At school, Samy loved solving problems and found that mathematics helped her to do that. After school she knew she wanted to continue solving problems – but wasn’t sure exactly what.

Samy Movassaghi is a Wearable Technology expert with CSIRO’s Data61 team. She dreams of a world in the future where inter-connected devices, called Wireless Body Area Networks (WBAN), can help people live longer and healthier lives. STEM has given her the skills to develop technology solutions that will help make that dream a reality.

[Music plays and images move through of a rear then facing view of Samy moving along and then the image changes to show Samy talking to the camera and text appears: Samy Movassaghi, Wearable technology expert]

Samy Movassaghi: I see STEM in the world around me all the time and I find that really inspiring.

[Image changes to show a rear view of Samy talking to a male colleague and then the image changes to show a facing view of Samy]

When I was at school I really had a passion for mathematics.

[Image changes to show a side view of the male colleague]

I just liked the challenge of finding an answer.

[Images move through of Samy walking past the camera, talking on the phone, a diagram on Samy’s computer desktop and her fingers typing on her laptop keyboard]

I knew after school, I wanted to do something in engineering. Something based around solving problems, finding answers.

[Image changes to show Samy wearing a pair of goggles and then the image changes to show Samy looking up and then the image changes to show the sunshine behind Samy]

As a person living in a connected world, I’m always wondering if there’s a better way to solve all the problems and as a scientist I have the capability to create new solutions to some of our most troubling issues.

[Images flash through of Samy and another female looking at a wearable, Samy talking to the female and then Samy talking to the camera]

What I love about Wearables is that it gives us a sense of self awareness to manage our health and wellbeing and lifestyle.

[Image changes to show a wearable device being operated and then the image changes to show Samy looking at and operating the wearable device]

Think Fitbits and Smartwatches only with ability to connect and monitor health on a much greater scale.

[Image changes to show Samy looking through a type of goggles and then the image changes to show Samy working on a large Smartboard]

Imagine a world where we can accurately foresee the future, a world where we have almost complete control over our own health care.

[Image changes to show Samy writing on a board and then the camera zooms in on her hand as she writes]

STEM has given me a way to solve problems, a way to help.

[Image changes to show two females looking at a Smartboard and then the image changes to show Samy talking to another female and then the image changes to show Samy talking to the camera]

STEM is a future.
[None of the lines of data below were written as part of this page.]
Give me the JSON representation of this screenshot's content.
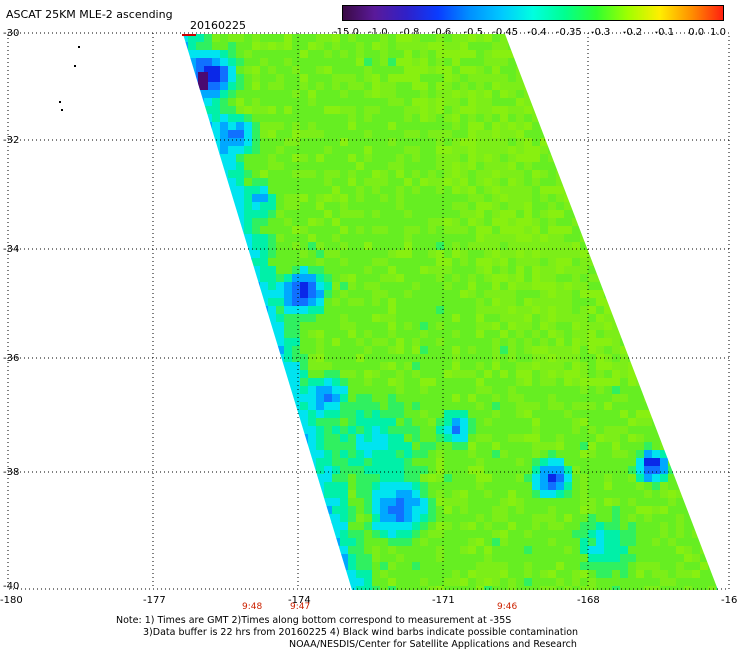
{
  "header": {
    "title": "ASCAT 25KM MLE-2 ascending",
    "date": "20160225"
  },
  "colorbar": {
    "labels": [
      "-15.0",
      "-1.0",
      "-0.8",
      "-0.6",
      "-0.5",
      "-0.45",
      "-0.4",
      "-0.35",
      "-0.3",
      "-0.2",
      "-0.1",
      "0.0",
      "1.0"
    ],
    "colors": [
      "#3a0a44",
      "#5a1a9a",
      "#3020c8",
      "#0a3cff",
      "#0090ff",
      "#00c8ff",
      "#00ffe0",
      "#00ff90",
      "#30ff30",
      "#a0ff00",
      "#ffee00",
      "#ff9000",
      "#ff2010"
    ]
  },
  "map": {
    "lat_labels": [
      "-30",
      "-32",
      "-34",
      "-36",
      "-38",
      "-40"
    ],
    "lon_labels": [
      "-180",
      "-177",
      "-174",
      "-171",
      "-168",
      "-16"
    ],
    "time_labels": [
      "9:48",
      "9:47",
      "9:46"
    ],
    "swath_color": "#66ee22",
    "low_color": "#0a30e0",
    "mid_color": "#00e8e8"
  },
  "notes": {
    "line1": "Note: 1) Times are GMT 2)Times along bottom correspond to measurement at -35S",
    "line2": "3)Data buffer is 22 hrs from 20160225 4) Black wind barbs indicate possible contamination",
    "line3": "NOAA/NESDIS/Center for Satellite Applications and Research"
  }
}
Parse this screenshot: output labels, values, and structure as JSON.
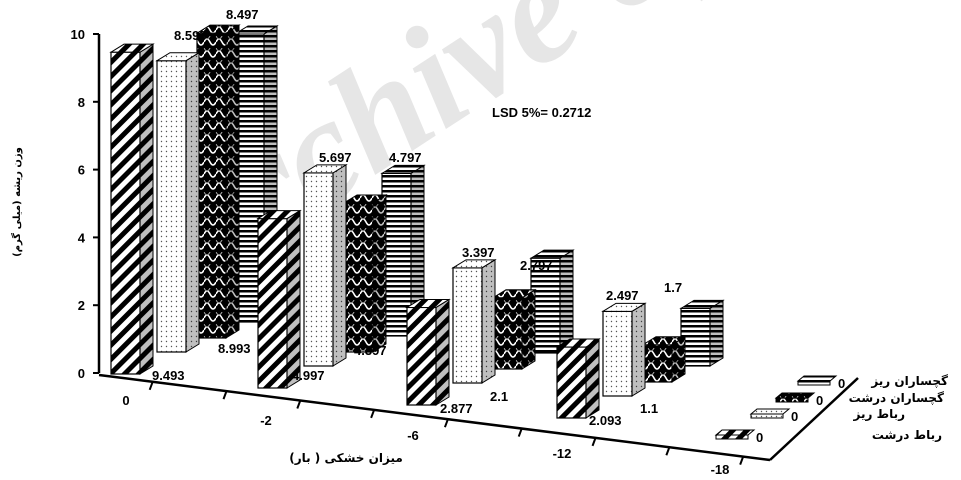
{
  "watermark": "Archive of SID",
  "chart_data": {
    "type": "bar",
    "title": "",
    "ylabel": "وزن ریشه (میلی گرم)",
    "xlabel": "میزان خشکی ( بار)",
    "ylim": [
      0,
      10
    ],
    "y_ticks": [
      "0",
      "2",
      "4",
      "6",
      "8",
      "10"
    ],
    "categories": [
      "0",
      "-2",
      "-6",
      "-12",
      "-18"
    ],
    "lsd_annotation": "LSD 5%= 0.2712",
    "series": [
      {
        "name": "رباط درشت",
        "pattern": "diagonal",
        "values": [
          9.493,
          4.997,
          2.877,
          2.093,
          0
        ]
      },
      {
        "name": "رباط ریز",
        "pattern": "dots",
        "values": [
          8.593,
          5.697,
          3.397,
          2.497,
          0
        ]
      },
      {
        "name": "گچساران درشت",
        "pattern": "weave",
        "values": [
          8.993,
          4.397,
          2.1,
          1.1,
          0
        ]
      },
      {
        "name": "گچساران ریز",
        "pattern": "horizontal",
        "values": [
          8.497,
          4.797,
          2.797,
          1.7,
          0
        ]
      }
    ],
    "value_labels": {
      "0": [
        "9.493",
        "8.593",
        "8.993",
        "8.497"
      ],
      "-2": [
        "4.997",
        "5.697",
        "4.397",
        "4.797"
      ],
      "-6": [
        "2.877",
        "3.397",
        "2.1",
        "2.797"
      ],
      "-12": [
        "2.093",
        "2.497",
        "1.1",
        "1.7"
      ]
    },
    "legend": {
      "placement": "bottom-right",
      "items": [
        "گچساران ریز",
        "گچساران درشت",
        "رباط ریز",
        "رباط درشت"
      ],
      "values": [
        "0",
        "0",
        "0",
        "0"
      ]
    }
  }
}
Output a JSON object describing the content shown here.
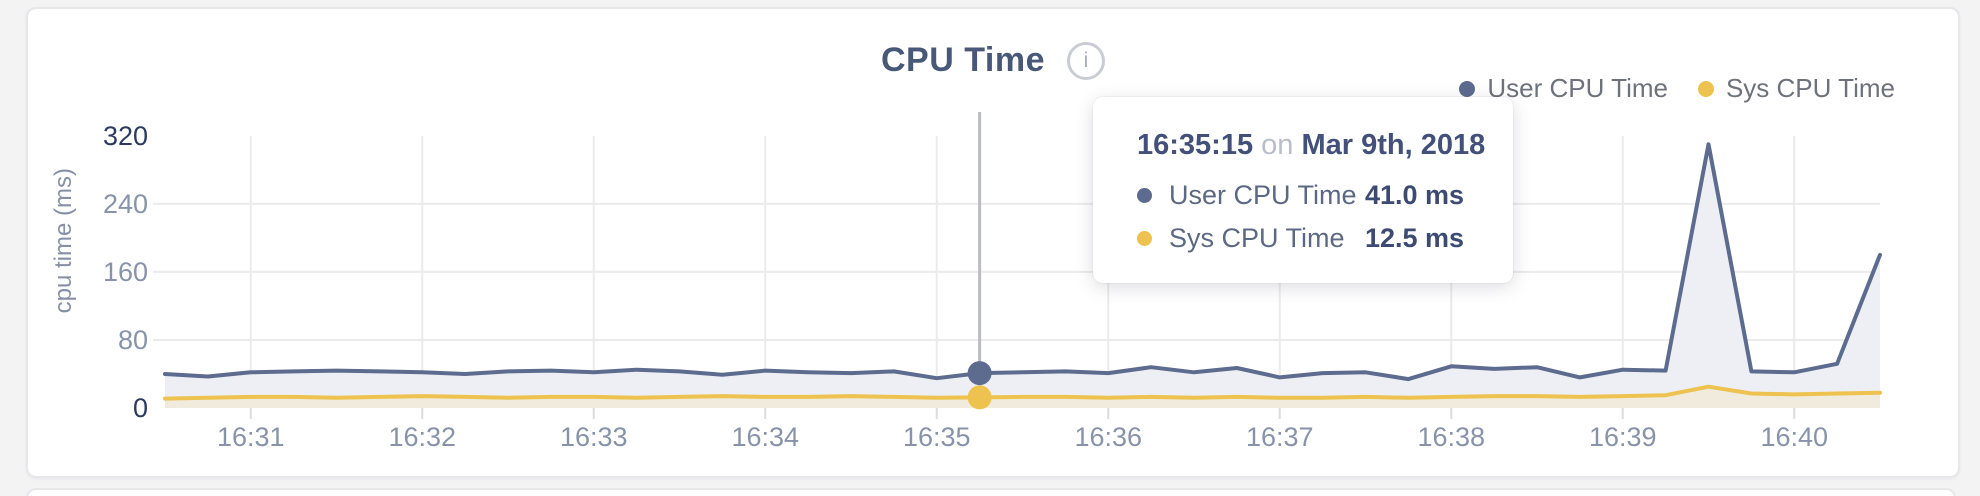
{
  "panel": {
    "title": "CPU Time",
    "info_glyph": "i",
    "legend": [
      {
        "label": "User CPU Time",
        "color": "#5d6b8e"
      },
      {
        "label": "Sys CPU Time",
        "color": "#eec24f"
      }
    ]
  },
  "tooltip": {
    "time": "16:35:15",
    "separator": "on",
    "date": "Mar 9th, 2018",
    "rows": [
      {
        "label": "User CPU Time",
        "value": "41.0 ms",
        "color": "#5d6b8e"
      },
      {
        "label": "Sys CPU Time",
        "value": "12.5 ms",
        "color": "#eec24f"
      }
    ]
  },
  "chart_data": {
    "type": "area",
    "title": "CPU Time",
    "xlabel": "",
    "ylabel": "cpu time (ms)",
    "ylim": [
      0,
      355
    ],
    "grid": true,
    "legend_position": "top-right",
    "yticks": [
      {
        "value": 320,
        "strong": true,
        "grid": false
      },
      {
        "value": 240,
        "strong": false,
        "grid": true
      },
      {
        "value": 160,
        "strong": false,
        "grid": true
      },
      {
        "value": 80,
        "strong": false,
        "grid": true
      },
      {
        "value": 0,
        "strong": true,
        "grid": false
      }
    ],
    "xticks": [
      "16:31",
      "16:32",
      "16:33",
      "16:34",
      "16:35",
      "16:36",
      "16:37",
      "16:38",
      "16:39",
      "16:40"
    ],
    "x": [
      "16:30:30",
      "16:30:45",
      "16:31:00",
      "16:31:15",
      "16:31:30",
      "16:31:45",
      "16:32:00",
      "16:32:15",
      "16:32:30",
      "16:32:45",
      "16:33:00",
      "16:33:15",
      "16:33:30",
      "16:33:45",
      "16:34:00",
      "16:34:15",
      "16:34:30",
      "16:34:45",
      "16:35:00",
      "16:35:15",
      "16:35:30",
      "16:35:45",
      "16:36:00",
      "16:36:15",
      "16:36:30",
      "16:36:45",
      "16:37:00",
      "16:37:15",
      "16:37:30",
      "16:37:45",
      "16:38:00",
      "16:38:15",
      "16:38:30",
      "16:38:45",
      "16:39:00",
      "16:39:15",
      "16:39:30",
      "16:39:45",
      "16:40:00",
      "16:40:15",
      "16:40:30"
    ],
    "series": [
      {
        "name": "User CPU Time",
        "color": "#5d6b8e",
        "fill": "#edeff4",
        "values": [
          40,
          37,
          42,
          43,
          44,
          43,
          42,
          40,
          43,
          44,
          42,
          45,
          43,
          39,
          44,
          42,
          41,
          43,
          35,
          41,
          42,
          43,
          41,
          48,
          42,
          47,
          36,
          41,
          42,
          34,
          49,
          46,
          48,
          36,
          45,
          44,
          310,
          43,
          42,
          52,
          180
        ]
      },
      {
        "name": "Sys CPU Time",
        "color": "#eec24f",
        "fill": "#f0ebdd",
        "values": [
          11,
          12,
          13,
          13,
          12,
          13,
          14,
          13,
          12,
          13,
          13,
          12,
          13,
          14,
          13,
          13,
          14,
          13,
          12,
          12.5,
          13,
          13,
          12,
          13,
          12,
          13,
          12,
          12,
          13,
          12,
          13,
          14,
          14,
          13,
          14,
          15,
          25,
          17,
          16,
          17,
          18
        ]
      }
    ],
    "highlight": {
      "time": "16:35:15",
      "index": 19
    }
  },
  "colors": {
    "grid": "#ebebeb",
    "axis_stub": "#dcdcdf",
    "crosshair": "#b9bdc3",
    "card_bg": "#ffffff",
    "page_bg": "#f3f3f4"
  }
}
With a career in STEM, you really have the opportunity to change the world.

[Music plays and the CSIRO logo and text appears: Where could a STEM career take you?, #STEMinSchools]

[Text changes to read: Australia’s innovation catalyst]

Meet Samy Movassaghi :  Samy is a wearable technology expert.

Samaneh Movassaghi

 ©James Horan Photography

Why did you choose to study STEM?

All kids are born with a natural, innate curiosity. I guess that's what makes us human in the first place. I count myself lucky that I have a family and parents who stoked that streak of inquisitiveness and gave me the freedom to choose my own path rather than limit me to cultural and gender stereotypes.

From a young age I have been a tinkerer, however I did end up breaking things more often than putting them back together! As I grew up that itch to break things down still remained and I guess, as a result, engineering was a natural calling, so I could finally learn to put them back together too!

What has STEM helped you achieve?

During my Master's and PhD I have challenged myself at multiple fronts. I have been able to attend several hackathons, which are events that are run by large organizations like NASA, Microsoft and IBM, where I have used my STEM skills to work with a team over three days to solve big future challenges such as healthcare. I was also recently awarded a Google Fellowship in Networking for my research into Wireless Body Area Networks.

I have always been passionate about using technology to improve one's quality of life, and working in STEM has enabled me to engage with a startups in eHealth, Internet of Things and Blockchain to contribute to making an impact. STEM has given me a way to solve problems, a way to make a difference.

I love what I do in STEM because it gives me a tangible means of making a difference, even if it is in small in scope and scale. What inspires me is simply what amazing feats of ingenuity we are capable of, if we apply ourselves to solving a problem.


What do you hope to achieve in the future?

In Australia, our life expectancy has increased by 20 years, compared to a century ago. Although this is a good thing, it also means more money needs to be spent on healthcare – an area where budgets are already under intense pressure.

This is where my research comes in. My work focuses on integrating a network of low-power sensory devices placed all over the human body to collect an individual’s vital signs – referred to as Wireless Body Area Networks (WBANs). The data is sent to a central control unit and thereon to an access point, where people like doctors and nurses can view the information remotely and, ideally, without delay. Think smartwatches, but with the ability to connect and monitor health on a much greater scale.